Friday, October 03, 2025

The Joy of Six 1417

"Muscular patriotism of the flag waving variety marries rather well with aggressive nationalism - and we’re seeing quite a bit of that all over the world. Neither impulse allows for complexity instead it demands loyalty of the 'for us or against us' variety." Ritula Shah explains why the aggressive flag flying of recent weeks has bothered her so much.

Carole Cadwalladr investigates the opaque workings of the Tony Blair Institute for Global Change, its funding from friends of Israel – including billionaire Larry Ellison – and an emerging right-wing media takeover of the global information space.

Timothy Garton Ash talks to Catherine E. De Vries about writing, freedom and the lost art of disagreement.

"If the BBC had kept the Boat Race and paid more for the privilege, the Telegraph’s angle could well have been to talk about a waste of money on an event whose viewing figures have been in decline over the years. The key thing with any story about the BBC in the right-wing press is that the corporation must always be in the wrong." Mic Wright on the way the Boat Race's move to Channel 4 was used to attack the BBC.
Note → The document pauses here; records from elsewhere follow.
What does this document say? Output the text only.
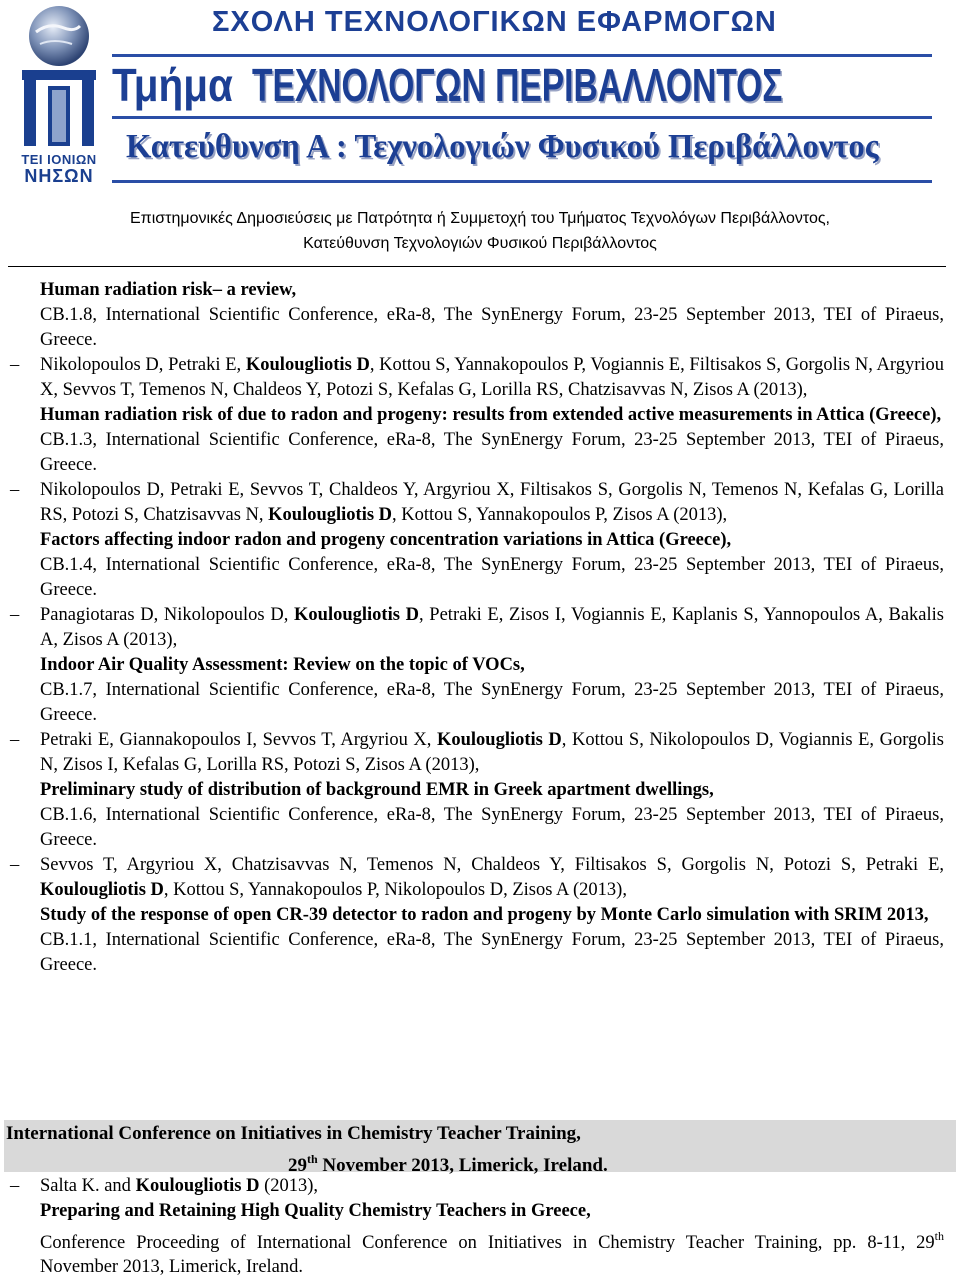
ΤΕΙ ΙΟΝΙΩΝ
ΝΗΣΩΝ
ΣΧΟΛΗ ΤΕΧΝΟΛΟΓΙΚΩΝ ΕΦΑΡΜΟΓΩΝ
Τμήμα ΤΕΧΝΟΛΟΓΩΝ ΠΕΡΙΒΑΛΛΟΝΤΟΣ
Κατεύθυνση Α : Τεχνολογιών Φυσικού Περιβάλλοντος
Επιστημονικές Δημοσιεύσεις με Πατρότητα ή Συμμετοχή του Τμήματος Τεχνολόγων Περιβάλλοντος,
Κατεύθυνση Τεχνολογιών Φυσικού Περιβάλλοντος
Human radiation risk– a review,
CB.1.8, International Scientific Conference, eRa-8, The SynEnergy Forum, 23-25 September 2013, TEI of Piraeus, Greece.
– Nikolopoulos D, Petraki E, Koulougliotis D, Kottou S, Yannakopoulos P, Vogiannis E, Filtisakos S, Gorgolis N, Argyriou X, Sevvos T, Temenos N, Chaldeos Y, Potozi S, Kefalas G, Lorilla RS, Chatzisavvas N, Zisos A (2013),
Human radiation risk of due to radon and progeny: results from extended active measurements in Attica (Greece),
CB.1.3, International Scientific Conference, eRa-8, The SynEnergy Forum, 23-25 September 2013, TEI of Piraeus, Greece.
– Nikolopoulos D, Petraki E, Sevvos T, Chaldeos Y, Argyriou X, Filtisakos S, Gorgolis N, Temenos N, Kefalas G, Lorilla RS, Potozi S, Chatzisavvas N, Koulougliotis D, Kottou S, Yannakopoulos P, Zisos A (2013),
Factors affecting indoor radon and progeny concentration variations in Attica (Greece),
CB.1.4, International Scientific Conference, eRa-8, The SynEnergy Forum, 23-25 September 2013, TEI of Piraeus, Greece.
– Panagiotaras D, Nikolopoulos D, Koulougliotis D, Petraki E, Zisos I, Vogiannis E, Kaplanis S, Yannopoulos A, Bakalis A, Zisos A (2013),
Indoor Air Quality Assessment: Review on the topic of VOCs,
CB.1.7, International Scientific Conference, eRa-8, The SynEnergy Forum, 23-25 September 2013, TEI of Piraeus, Greece.
– Petraki E, Giannakopoulos I, Sevvos T, Argyriou X, Koulougliotis D, Kottou S, Nikolopoulos D, Vogiannis E, Gorgolis N, Zisos I, Kefalas G, Lorilla RS, Potozi S, Zisos A (2013),
Preliminary study of distribution of background EMR in Greek apartment dwellings,
CB.1.6, International Scientific Conference, eRa-8, The SynEnergy Forum, 23-25 September 2013, TEI of Piraeus, Greece.
– Sevvos T, Argyriou X, Chatzisavvas N, Temenos N, Chaldeos Y, Filtisakos S, Gorgolis N, Potozi S, Petraki E, Koulougliotis D, Kottou S, Yannakopoulos P, Nikolopoulos D, Zisos A (2013),
Study of the response of open CR-39 detector to radon and progeny by Monte Carlo simulation with SRIM 2013,
CB.1.1, International Scientific Conference, eRa-8, The SynEnergy Forum, 23-25 September 2013, TEI of Piraeus, Greece.
International Conference on Initiatives in Chemistry Teacher Training,
29th November 2013, Limerick, Ireland.
– Salta K. and Koulougliotis D (2013),
Preparing and Retaining High Quality Chemistry Teachers in Greece,
Conference Proceeding of International Conference on Initiatives in Chemistry Teacher Training, pp. 8-11, 29th November 2013, Limerick, Ireland.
In 1873, a choir of formerly enslaved African American students from the newly established Fisk University, Tennessee, embarked on a fundraising tour of the UK during which they sang for both Queen Victoria and Mr Gladstone. The National Archives tells the story of the Jubilee Singers.

Madeleine Brettingham discusses her favourite situation comedy: "The Fall and Rise of Reginald Perrin is an early crack in the post-war sitcom’s floral wallpaper. The protagonist, Reginald Iolanthe Perrin, is a restless, self-directed twenty-first century man trying to break out of a claustrophobic twentieth-century show."